Le pas de côté de Vincent Van Gogh
Une nouvelle librement inspiré de la vie et de l’œuvre de Vincent Van Gogh (1853-1890)
La fatigue dans son corps. Dans son esprit, la lassitude. Longue journée de pauvre lumière où il a traqué le motif, sans résultat. Et puis, ses pas l’ont ramené où, toujours, on l’accueille bien : la chaumière ramassée sur elle-même de la famille de Groot. Ils parlent peu, c’est vrai, mais il s’est attaché à eux.
Il a refermé sur lui la porte de leur chaumière. Dans ses oreilles résonne encore leur : « Au revoir, monsieur le pasteur. » Mais l’est-il, pasteur ? Tout ce qu’il sait faire, c’est les regarder : le père, la mère, la petite Gordina dont il a souvent fait le portrait, et puis les grands-parents. Qu’est-ce qu’il leur apporte ? Le bon pasteur devrait toujours avoir, en lui, jaillissant du cœur, la bonne parole, qui va porter l’espérance où tout est si sombre et difficile. Il doute. Sa vocation, il le perçoit, de plus en plus, n’est pas liée à la Parole, non, mais à l’œil. Voir et peindre. Une obsession.
Peindre, de mieux en mieux. La réalité de ce qu’il voit. Réussir à peindre tout comme Zola, dans ses romans réalistes, saisit le brut du vivant. Il voit le début d’un chemin qui, peut-être, ira vers la lumière, mais, pour l’instant, est encore plongé dans l’obscur.
Qu’a-t-il vu dans la chaumière ? Rien, d’abord. L’obscurité enfumée, laide, d’une maison de paysans pauvres. Il a eu un haut le cœur en sentant, aussi fort, l’odeur du lard et la vapeur montant des pommes de terre à cuire, la fumée du foyer. Sous une lampe diffusant une clarté jaunâtre, réunis à la table, ils étaient là, rassemblés, serrés les uns contre les autres, la famille de Groot. « Bonjour, pasteur », a dit le père. Pas de place pour s’asseoir à leur table. La grand-mère lui a tendu une tasse de thé fumant. Ils sont restés, lui debout, eux assis, sans parler. Il a bu. Eux mangeaient, sans parler.
Il a regardé. Il a vu ces visages ingrats, aux traits anguleux. Le front bas. Le nez proéminent. Les grosses lèvres. Les yeux saillants, très noirs. Les coiffes des femmes, de la fillette. Les casquettes des hommes. Leurs habits sombres à tous, sur le fond obscur. Tout en vient à se confondre.

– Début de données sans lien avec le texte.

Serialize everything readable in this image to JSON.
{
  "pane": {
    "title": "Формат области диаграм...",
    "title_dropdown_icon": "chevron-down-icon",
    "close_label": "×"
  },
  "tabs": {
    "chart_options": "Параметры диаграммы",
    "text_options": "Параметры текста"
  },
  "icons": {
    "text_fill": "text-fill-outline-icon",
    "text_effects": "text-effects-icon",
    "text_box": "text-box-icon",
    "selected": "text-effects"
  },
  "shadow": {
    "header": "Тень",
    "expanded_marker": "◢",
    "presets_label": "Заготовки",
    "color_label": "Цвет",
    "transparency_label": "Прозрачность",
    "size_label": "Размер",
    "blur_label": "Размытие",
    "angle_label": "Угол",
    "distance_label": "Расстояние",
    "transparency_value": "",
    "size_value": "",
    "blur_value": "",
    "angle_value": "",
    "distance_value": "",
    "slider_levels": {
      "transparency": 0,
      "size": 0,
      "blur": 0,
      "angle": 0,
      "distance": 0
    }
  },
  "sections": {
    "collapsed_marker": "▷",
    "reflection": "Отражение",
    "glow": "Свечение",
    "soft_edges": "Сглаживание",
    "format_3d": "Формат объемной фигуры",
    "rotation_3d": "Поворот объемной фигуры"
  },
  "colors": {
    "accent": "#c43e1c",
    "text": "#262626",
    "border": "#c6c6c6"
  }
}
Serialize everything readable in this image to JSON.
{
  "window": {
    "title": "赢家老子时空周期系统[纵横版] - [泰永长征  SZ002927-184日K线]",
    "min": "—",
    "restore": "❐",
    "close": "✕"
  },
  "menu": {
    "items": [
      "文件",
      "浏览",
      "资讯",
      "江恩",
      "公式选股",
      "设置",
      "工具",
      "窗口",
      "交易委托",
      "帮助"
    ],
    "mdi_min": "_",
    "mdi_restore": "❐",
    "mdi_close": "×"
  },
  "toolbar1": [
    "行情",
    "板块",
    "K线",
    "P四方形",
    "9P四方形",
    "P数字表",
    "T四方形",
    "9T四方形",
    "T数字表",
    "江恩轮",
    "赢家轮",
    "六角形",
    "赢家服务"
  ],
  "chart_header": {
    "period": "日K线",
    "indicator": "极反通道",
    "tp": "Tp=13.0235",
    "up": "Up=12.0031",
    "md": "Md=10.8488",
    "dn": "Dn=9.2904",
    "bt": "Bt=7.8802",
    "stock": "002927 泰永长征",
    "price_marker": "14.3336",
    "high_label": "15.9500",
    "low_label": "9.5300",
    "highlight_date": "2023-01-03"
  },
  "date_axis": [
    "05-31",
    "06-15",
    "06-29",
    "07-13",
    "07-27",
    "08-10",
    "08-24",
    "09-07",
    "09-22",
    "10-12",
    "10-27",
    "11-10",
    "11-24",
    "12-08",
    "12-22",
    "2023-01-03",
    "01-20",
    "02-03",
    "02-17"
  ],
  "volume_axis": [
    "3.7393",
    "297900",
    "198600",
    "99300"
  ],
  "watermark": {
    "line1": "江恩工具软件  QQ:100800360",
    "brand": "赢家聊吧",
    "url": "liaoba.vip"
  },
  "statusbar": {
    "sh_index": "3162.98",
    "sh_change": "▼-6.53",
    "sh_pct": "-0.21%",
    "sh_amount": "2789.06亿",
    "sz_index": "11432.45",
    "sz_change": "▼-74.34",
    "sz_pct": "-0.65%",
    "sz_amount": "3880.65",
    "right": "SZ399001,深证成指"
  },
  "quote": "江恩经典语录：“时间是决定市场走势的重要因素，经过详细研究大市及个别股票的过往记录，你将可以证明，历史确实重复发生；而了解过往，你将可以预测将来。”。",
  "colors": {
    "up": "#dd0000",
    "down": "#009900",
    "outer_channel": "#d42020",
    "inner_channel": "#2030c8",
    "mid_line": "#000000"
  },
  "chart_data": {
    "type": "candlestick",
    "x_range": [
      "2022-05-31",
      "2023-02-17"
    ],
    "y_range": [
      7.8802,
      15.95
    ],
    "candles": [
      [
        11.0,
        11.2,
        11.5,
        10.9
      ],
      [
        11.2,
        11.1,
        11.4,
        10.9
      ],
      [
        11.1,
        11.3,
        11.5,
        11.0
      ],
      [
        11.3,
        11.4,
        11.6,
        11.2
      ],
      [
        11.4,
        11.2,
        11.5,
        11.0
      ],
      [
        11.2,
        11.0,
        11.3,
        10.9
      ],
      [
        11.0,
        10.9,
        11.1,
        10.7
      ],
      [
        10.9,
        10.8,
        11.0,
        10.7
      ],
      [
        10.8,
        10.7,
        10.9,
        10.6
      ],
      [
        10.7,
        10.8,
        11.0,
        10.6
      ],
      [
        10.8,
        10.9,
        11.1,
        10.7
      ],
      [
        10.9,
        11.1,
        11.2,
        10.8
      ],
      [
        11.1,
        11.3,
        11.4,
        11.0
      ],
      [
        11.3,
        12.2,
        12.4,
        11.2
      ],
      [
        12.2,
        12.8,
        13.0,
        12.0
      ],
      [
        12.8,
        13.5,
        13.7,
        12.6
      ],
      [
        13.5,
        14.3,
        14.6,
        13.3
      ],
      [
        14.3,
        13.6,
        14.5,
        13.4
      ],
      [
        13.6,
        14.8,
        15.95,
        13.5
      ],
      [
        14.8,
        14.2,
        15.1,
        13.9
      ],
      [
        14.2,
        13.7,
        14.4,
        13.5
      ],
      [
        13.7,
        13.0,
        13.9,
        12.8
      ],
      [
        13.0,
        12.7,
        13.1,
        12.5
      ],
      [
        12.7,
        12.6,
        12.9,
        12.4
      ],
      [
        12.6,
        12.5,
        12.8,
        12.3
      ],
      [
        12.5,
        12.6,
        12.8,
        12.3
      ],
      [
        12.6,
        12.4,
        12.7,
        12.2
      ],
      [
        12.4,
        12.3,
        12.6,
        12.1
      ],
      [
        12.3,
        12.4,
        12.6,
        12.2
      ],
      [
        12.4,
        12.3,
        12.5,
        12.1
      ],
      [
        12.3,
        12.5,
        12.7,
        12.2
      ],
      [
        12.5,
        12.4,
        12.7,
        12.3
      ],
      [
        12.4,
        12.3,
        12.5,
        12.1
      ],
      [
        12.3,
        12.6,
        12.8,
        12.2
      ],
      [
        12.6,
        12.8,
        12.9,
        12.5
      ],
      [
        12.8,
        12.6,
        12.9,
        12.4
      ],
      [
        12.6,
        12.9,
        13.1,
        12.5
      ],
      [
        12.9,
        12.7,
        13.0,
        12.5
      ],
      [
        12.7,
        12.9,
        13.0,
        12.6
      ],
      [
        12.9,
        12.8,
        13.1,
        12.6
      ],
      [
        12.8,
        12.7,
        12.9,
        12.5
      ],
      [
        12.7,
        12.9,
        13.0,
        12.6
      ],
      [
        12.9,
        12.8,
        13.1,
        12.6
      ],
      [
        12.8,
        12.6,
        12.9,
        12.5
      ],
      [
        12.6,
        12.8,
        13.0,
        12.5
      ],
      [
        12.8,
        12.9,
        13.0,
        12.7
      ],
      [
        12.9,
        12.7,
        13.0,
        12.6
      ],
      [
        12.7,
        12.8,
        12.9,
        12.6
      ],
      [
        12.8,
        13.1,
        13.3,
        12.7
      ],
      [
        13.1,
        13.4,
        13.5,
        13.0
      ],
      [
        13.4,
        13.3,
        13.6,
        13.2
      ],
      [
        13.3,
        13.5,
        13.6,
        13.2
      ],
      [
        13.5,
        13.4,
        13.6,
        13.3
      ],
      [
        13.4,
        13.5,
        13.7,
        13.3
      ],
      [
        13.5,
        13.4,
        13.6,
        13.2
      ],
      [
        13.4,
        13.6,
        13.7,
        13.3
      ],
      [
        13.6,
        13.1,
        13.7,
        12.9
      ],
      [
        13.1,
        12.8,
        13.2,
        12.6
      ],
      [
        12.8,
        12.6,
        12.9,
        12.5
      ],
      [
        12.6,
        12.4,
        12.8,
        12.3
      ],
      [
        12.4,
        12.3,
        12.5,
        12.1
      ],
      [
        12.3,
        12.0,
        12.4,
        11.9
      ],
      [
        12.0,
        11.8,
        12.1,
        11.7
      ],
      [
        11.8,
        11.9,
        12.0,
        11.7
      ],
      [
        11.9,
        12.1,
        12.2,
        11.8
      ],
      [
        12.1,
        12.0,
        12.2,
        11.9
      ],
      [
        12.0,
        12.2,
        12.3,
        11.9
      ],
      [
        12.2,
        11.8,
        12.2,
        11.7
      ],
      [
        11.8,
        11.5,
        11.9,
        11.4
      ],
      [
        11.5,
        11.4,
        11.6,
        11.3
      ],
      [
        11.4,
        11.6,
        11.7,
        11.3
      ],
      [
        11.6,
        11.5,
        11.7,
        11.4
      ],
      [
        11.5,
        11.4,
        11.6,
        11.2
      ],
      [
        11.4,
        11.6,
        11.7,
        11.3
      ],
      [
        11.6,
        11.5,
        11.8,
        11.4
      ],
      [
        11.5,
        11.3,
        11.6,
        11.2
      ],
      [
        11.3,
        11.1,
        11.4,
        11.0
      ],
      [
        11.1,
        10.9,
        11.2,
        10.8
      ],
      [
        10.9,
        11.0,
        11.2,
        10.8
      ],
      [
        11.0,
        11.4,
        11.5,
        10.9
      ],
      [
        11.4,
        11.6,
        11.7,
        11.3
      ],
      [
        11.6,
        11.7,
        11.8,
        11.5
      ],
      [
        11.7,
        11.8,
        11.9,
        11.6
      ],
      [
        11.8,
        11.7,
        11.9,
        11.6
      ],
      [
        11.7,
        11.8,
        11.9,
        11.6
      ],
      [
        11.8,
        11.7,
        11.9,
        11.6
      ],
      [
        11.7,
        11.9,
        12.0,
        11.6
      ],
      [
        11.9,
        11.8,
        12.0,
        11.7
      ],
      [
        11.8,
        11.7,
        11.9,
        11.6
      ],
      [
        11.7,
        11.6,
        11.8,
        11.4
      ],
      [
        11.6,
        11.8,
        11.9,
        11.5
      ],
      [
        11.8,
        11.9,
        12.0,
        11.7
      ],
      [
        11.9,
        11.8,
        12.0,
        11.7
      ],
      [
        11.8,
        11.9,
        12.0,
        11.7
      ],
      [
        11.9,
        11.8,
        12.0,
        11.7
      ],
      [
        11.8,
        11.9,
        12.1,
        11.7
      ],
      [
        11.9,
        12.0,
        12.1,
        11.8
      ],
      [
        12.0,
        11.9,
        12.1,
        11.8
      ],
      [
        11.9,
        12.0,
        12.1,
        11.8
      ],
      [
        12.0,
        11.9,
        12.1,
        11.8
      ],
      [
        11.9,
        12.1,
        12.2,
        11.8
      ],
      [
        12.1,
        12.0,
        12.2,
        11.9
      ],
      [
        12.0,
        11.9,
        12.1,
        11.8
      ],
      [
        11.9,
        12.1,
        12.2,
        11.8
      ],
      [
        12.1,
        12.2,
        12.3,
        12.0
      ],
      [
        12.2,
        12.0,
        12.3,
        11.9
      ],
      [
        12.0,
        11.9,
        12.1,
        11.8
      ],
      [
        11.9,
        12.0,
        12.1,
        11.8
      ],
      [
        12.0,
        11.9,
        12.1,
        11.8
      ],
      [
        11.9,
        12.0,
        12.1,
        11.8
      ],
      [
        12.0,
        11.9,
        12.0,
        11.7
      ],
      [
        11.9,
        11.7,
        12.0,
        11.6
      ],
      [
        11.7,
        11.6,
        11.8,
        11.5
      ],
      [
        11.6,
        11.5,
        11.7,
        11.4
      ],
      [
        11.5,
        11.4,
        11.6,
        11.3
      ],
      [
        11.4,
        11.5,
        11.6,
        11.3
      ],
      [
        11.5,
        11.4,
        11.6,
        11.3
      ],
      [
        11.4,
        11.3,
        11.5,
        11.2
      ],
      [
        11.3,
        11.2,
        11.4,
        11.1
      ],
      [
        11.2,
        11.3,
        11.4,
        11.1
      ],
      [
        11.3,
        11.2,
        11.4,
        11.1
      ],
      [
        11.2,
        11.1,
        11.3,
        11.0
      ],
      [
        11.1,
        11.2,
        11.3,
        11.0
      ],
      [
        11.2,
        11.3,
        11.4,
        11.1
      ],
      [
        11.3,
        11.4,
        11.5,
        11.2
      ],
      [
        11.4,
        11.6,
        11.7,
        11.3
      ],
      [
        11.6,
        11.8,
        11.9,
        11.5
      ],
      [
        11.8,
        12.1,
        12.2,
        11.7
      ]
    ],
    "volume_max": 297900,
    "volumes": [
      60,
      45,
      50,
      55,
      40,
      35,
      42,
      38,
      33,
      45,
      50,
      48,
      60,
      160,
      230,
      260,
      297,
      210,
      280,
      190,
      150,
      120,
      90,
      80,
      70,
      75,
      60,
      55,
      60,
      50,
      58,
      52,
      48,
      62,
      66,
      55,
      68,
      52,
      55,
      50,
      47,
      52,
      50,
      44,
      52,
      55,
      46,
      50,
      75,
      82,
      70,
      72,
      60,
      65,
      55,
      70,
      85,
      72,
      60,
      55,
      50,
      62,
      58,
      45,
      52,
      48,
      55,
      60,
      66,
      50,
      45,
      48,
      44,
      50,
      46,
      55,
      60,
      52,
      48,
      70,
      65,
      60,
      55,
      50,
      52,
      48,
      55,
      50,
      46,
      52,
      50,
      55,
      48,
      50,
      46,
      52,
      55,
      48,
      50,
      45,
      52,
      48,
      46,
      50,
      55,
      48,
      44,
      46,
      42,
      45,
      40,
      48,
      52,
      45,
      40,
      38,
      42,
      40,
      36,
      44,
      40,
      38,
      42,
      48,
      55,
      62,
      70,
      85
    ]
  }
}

Il songe à ses maîtres. Millet surtout. Mais ses paysans à lui ont une douceur méditative que les siens n’ont pas, ici, à Nuenen, ce petit village perdu de la Hollande. La Hollande n’est pas la France… Et Rembrandt, qu’aurait-il fait de ce motif ? Il l’aurait transcendé par son clair-obscur. Tout aurait baigné dans la nuit et l’or. Mais il n’est ni Millet, ni Rembrandt. Il est Van Gogh. Qu’est-ce que cela signifie ? Il sait que s’il fait quelque chose de ce qu’il a vu là, son tableau devra, lui aussi, sentir le lard et la pomme de terre. Un tableau de paysans ne doit pas sentir le parfum.
Devant lui, le chemin plein d’ornières, et la fin du jour. Bientôt, il lui faudrait une lampe pour avancer. Et il n’en a pas. Il faut presser le pas. Le long des champs plats. Une trouée de lumière, encore, fait voir la terre, lourde, labourée, noire. Une évidence : ses paysans à lui devront avoir la matérialité de la terre qu’ils ensemencent. De cette terre, leurs doigts puissants, aux ongles noircis, tire les pommes de terre. Ils auront donc aussi la teinte de la terre et des pommes de terre. Parce qu’il les aime comme il les voit, dans la noblesse, brute, de la pauvreté.
La nuit vient. Il connaît son chemin. Ses godillots sont lourds de la terre qui leur colle, sous les semelles. « Au revoir monsieur le pasteur », ils ont dit. Mais il ne leur a rien donné. Rien. Parce qu’il est plus pauvre encore qu’ils ne le sont. C’est eux qui lui ont donné : non pas la facilité d’un sourire, mais la vérité, nue, des hommes qui reçoivent chaque jour leur pain quotidien et le mastiquent, ensemble, dans la reconnaissance.